The Getty Museum in Los Angeles and the Yale Center for British Art are making it much easier for scholars (and the public) to compare images of artwork from different museums side-by-side.
The Getty Museum just published 30,000 images using the International Image Interoperability Framework (IIIF), an API that allows researchers to compare images across different collections and institutions so that they can analyze them side-by-side. The release coincides with the publication of 70,000 public domain images from the Yale Center for British Art that are also IIIF-compatible. There are now millions of images from institutions all over the world available to study and compare using this technology.
All you have to do is click the IIIF logo (the red and blue logo below the painting in the image above) on an image in the Getty or the Yale Center’s online collections to pull the artwork into the open-source image viewer Mirador. You can drag and drop multiple images from multiple institutions to look at together in Mirador.
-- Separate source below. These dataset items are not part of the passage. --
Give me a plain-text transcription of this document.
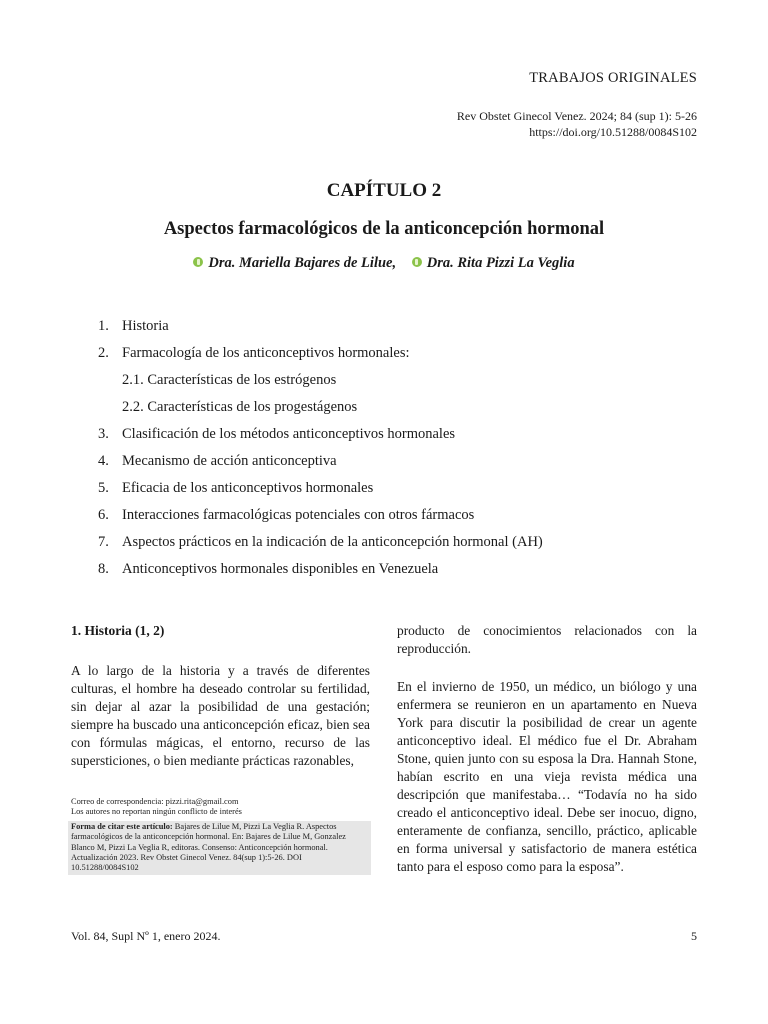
TRABAJOS ORIGINALES
Rev Obstet Ginecol Venez. 2024; 84 (sup 1): 5-26
https://doi.org/10.51288/0084S102
CAPÍTULO 2
Aspectos farmacológicos de la anticoncepción hormonal
Dra. Mariella Bajares de Lilue, Dra. Rita Pizzi La Veglia
1. Historia
2. Farmacología de los anticonceptivos hormonales:
2.1. Características de los estrógenos
2.2. Características de los progestágenos
3. Clasificación de los métodos anticonceptivos hormonales
4. Mecanismo de acción anticonceptiva
5. Eficacia de los anticonceptivos hormonales
6. Interacciones farmacológicas potenciales con otros fármacos
7. Aspectos prácticos en la indicación de la anticoncepción hormonal (AH)
8. Anticonceptivos hormonales disponibles en Venezuela
1. Historia (1, 2)
A lo largo de la historia y a través de diferentes culturas, el hombre ha deseado controlar su fertilidad, sin dejar al azar la posibilidad de una gestación; siempre ha buscado una anticoncepción eficaz, bien sea con fórmulas mágicas, el entorno, recurso de las supersticiones, o bien mediante prácticas razonables,
producto de conocimientos relacionados con la reproducción.
En el invierno de 1950, un médico, un biólogo y una enfermera se reunieron en un apartamento en Nueva York para discutir la posibilidad de crear un agente anticonceptivo ideal. El médico fue el Dr. Abraham Stone, quien junto con su esposa la Dra. Hannah Stone, habían escrito en una vieja revista médica una descripción que manifestaba… “Todavía no ha sido creado el anticonceptivo ideal. Debe ser inocuo, digno, enteramente de confianza, sencillo, práctico, aplicable en forma universal y satisfactorio de manera estética tanto para el esposo como para la esposa”.
Correo de correspondencia: pizzi.rita@gmail.com
Los autores no reportan ningún conflicto de interés
Forma de citar este artículo: Bajares de Lilue M, Pizzi La Veglia R. Aspectos farmacológicos de la anticoncepción hormonal. En: Bajares de Lilue M, Gonzalez Blanco M, Pizzi La Veglia R, editoras. Consenso: Anticoncepción hormonal. Actualización 2023. Rev Obstet Ginecol Venez. 84(sup 1):5-26. DOI 10.51288/0084S102
Vol. 84, Supl Nº 1, enero 2024.	5
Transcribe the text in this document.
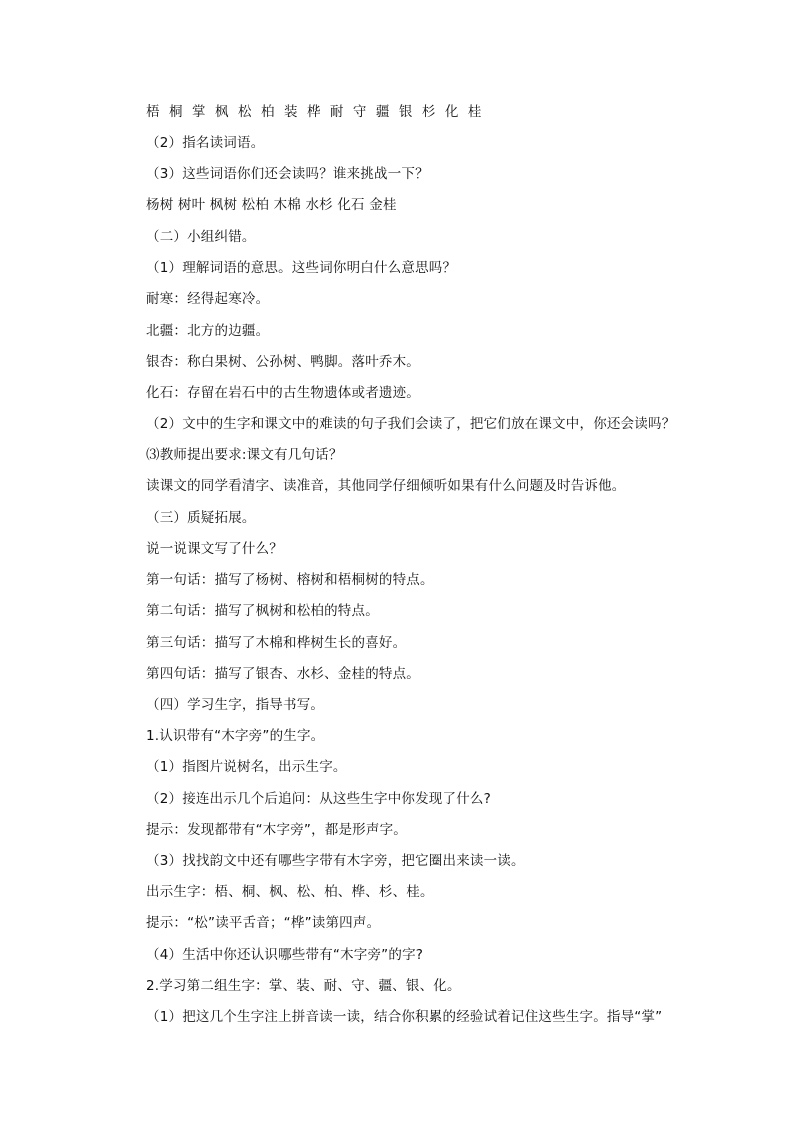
梧 桐 掌 枫 松 柏 装 桦 耐 守 疆 银 杉 化 桂
（2）指名读词语。
（3）这些词语你们还会读吗？谁来挑战一下？
杨树 树叶 枫树 松柏 木棉 水杉 化石 金桂
（二）小组纠错。
（1）理解词语的意思。这些词你明白什么意思吗？
耐寒：经得起寒冷。
北疆：北方的边疆。
银杏：称白果树、公孙树、鸭脚。落叶乔木。
化石：存留在岩石中的古生物遗体或者遗迹。
（2）文中的生字和课文中的难读的句子我们会读了，把它们放在课文中，你还会读吗？
⑶教师提出要求:课文有几句话？
读课文的同学看清字、读准音，其他同学仔细倾听如果有什么问题及时告诉他。
（三）质疑拓展。
说一说课文写了什么？
第一句话：描写了杨树、榕树和梧桐树的特点。
第二句话：描写了枫树和松柏的特点。
第三句话：描写了木棉和桦树生长的喜好。
第四句话：描写了银杏、水杉、金桂的特点。
（四）学习生字，指导书写。
1.认识带有“木字旁”的生字。
（1）指图片说树名，出示生字。
（2）接连出示几个后追问：从这些生字中你发现了什么?
提示：发现都带有“木字旁”，都是形声字。
（3）找找韵文中还有哪些字带有木字旁，把它圈出来读一读。
出示生字：梧、桐、枫、松、柏、桦、杉、桂。
提示：“松”读平舌音；“桦”读第四声。
（4）生活中你还认识哪些带有“木字旁”的字?
2.学习第二组生字：掌、装、耐、守、疆、银、化。
（1）把这几个生字注上拼音读一读，结合你积累的经验试着记住这些生字。指导“掌”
Other institutions in the IIIF consortium include museums, libraries, universities, archives, and research institutions like the National Library of Norway, the Kyoto University Library Network, the British Library, and ARTstor.
"By adopting the IIIF, our images can now travel beyond the confines of our own website and become fully interoperable with images from other collections, greatly enhancing the ability to pursue research in the digital environment," as the Yale Center’s chief curator of art collections, Matthew Hargraves, explains in a press release [PDF].